Cybersecurity threats come in many different forms. Organizations deal with unpatched vulnerabilities, websites that redirect to unsecured hosts, and so on, however, employees have the ability to make mistakes that even the most robust cybersecurity protocols have trouble preventing.
While employees are trusted with sensitive information and access to critical systems, attacks that require human manipulation are still listed as the most common forms of attacks, such as, phishing and social engineering.
Security and IT teams need people-centric solutions, as well as technology, to tackle this problem. Empowering employees to adopt cybersecurity best practices allows them to be part of the solution and reduce human error. One way to do this is by using security ratings to help identify vulnerabilities that are potentially related to human error and enable organizations to take the necessary steps towards remediation. Security ratings are an objective, data-driven, quantifiable measurement of an organization’s overall cybersecurity performance.
SecurityScorecard’s security ratings offer insights into 10 different risk factor groups, however, today we will focus on 3: Information Leak, Social Engineering, and Hacker Chatter.
Information Leak: Identity leaked account information
Understand if your organization or those organizations that you work with have potentially had credentials from employee accounts leaked.
SecurityScorecard is able to identify account information circulating within the hacker or security research community. By providing this information on your company scorecard, it enables users to take the necessary precautions to mitigate potential threats.
What can companies with leaked credentials do?
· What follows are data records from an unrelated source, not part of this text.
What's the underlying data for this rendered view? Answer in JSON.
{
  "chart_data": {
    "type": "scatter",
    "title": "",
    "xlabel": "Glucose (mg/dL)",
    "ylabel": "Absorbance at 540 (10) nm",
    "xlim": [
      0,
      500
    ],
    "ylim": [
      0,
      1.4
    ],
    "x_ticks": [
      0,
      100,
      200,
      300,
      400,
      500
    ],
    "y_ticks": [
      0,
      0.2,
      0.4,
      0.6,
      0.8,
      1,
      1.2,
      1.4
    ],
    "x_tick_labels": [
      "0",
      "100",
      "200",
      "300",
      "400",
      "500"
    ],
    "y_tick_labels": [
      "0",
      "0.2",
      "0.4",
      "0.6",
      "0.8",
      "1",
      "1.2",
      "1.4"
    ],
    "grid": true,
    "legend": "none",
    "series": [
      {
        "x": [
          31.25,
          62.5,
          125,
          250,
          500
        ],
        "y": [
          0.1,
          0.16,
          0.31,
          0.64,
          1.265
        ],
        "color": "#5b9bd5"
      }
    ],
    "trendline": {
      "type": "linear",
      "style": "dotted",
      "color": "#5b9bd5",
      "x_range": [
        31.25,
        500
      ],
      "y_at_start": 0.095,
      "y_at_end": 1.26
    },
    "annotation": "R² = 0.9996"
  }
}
One step is to ensure that all passwords have been changed since the indication of a breach. In the case of corporate passwords, check logs for repeated failed login attempts or repeated password reset attempts from suspicious IP addresses. Additionally, Security and IT teams should ensure that employees are not using these credentials for any corporate or third-party logins.
Social Engineering: Identify exposed personal information
Understand if your organization or organizations you work with have had personal information exposed. This personal information could be used in social engineering attacks in order to potentially gain access to other critical systems.
This type of information, such as security questions to reset account passwords, make it much easier and more effective for bad actors to take advantage of or impersonate employees.
What can companies with exposed personal information do?
Since it’s almost impossible to remove information from the internet once it has been exposed, time would be much better spent on cybersecurity awareness training for employees. Empower employees with cybersecurity best practices to better understand indicators of a possible social engineering attack in the future. Send out occasional, unannounced tests to help you gauge an organization’s understanding of cybersecurity protocols.
Hacker Chatter: Find out about potential breaches
While it’s mandatory to report a breach and notify those affected, sometimes an organization may not be aware that they’ve even been breached. Whether a bad actor utilized exposed personal information to gain access to systems, exploited an unpatched vulnerability, or one of the many other ways organizations have been breached, sometimes it takes a while before a breach has been identified. IBM’s The Cost of a Data Breach Report 2020, found that the average time to identify and contain a breach is 280 days. This makes it extremely important for organizations to be able to quickly identify and evaluate any activity around a potential breach, hack, or defacement.
SecurityScorecard enables users to understand if an organization has an alleged breach. SecurityScorecard collects data from social media and known hacker forums for any mention of malicious activity conducted against a domain that belongs to an organization. If identified, the description of the activity, its target, and the source of the allegation is provided and surfaced in the Hacker Chatter factor in the SecurityScorecard platform.
What can companies with alleged breaches do?
Most importantly, investigate the alleged activity to determine if it can be substantiated and remediate as necessary. If your own organization has an “Alleged Breach” issue on their Scorecard, with the appropriate members of your internal team to investigate. If one of your vendors, suppliers, or any third parties you work with has an Alleged Breach issue on their Scorecard, you can easily invite them into the platform to remediate for free.
Empower your employees
Overall, it’s extremely important to incorporate cybersecurity awareness into a company’s culture and enable best practices in order to mitigate human error. However, it’s also crucial to be aware of employee information that may have already been exposed through solutions, like security ratings. This can be an indicator of alleged or future hacks. With this information, Security and IT teams are able to proactively take the necessary steps to protect their organization.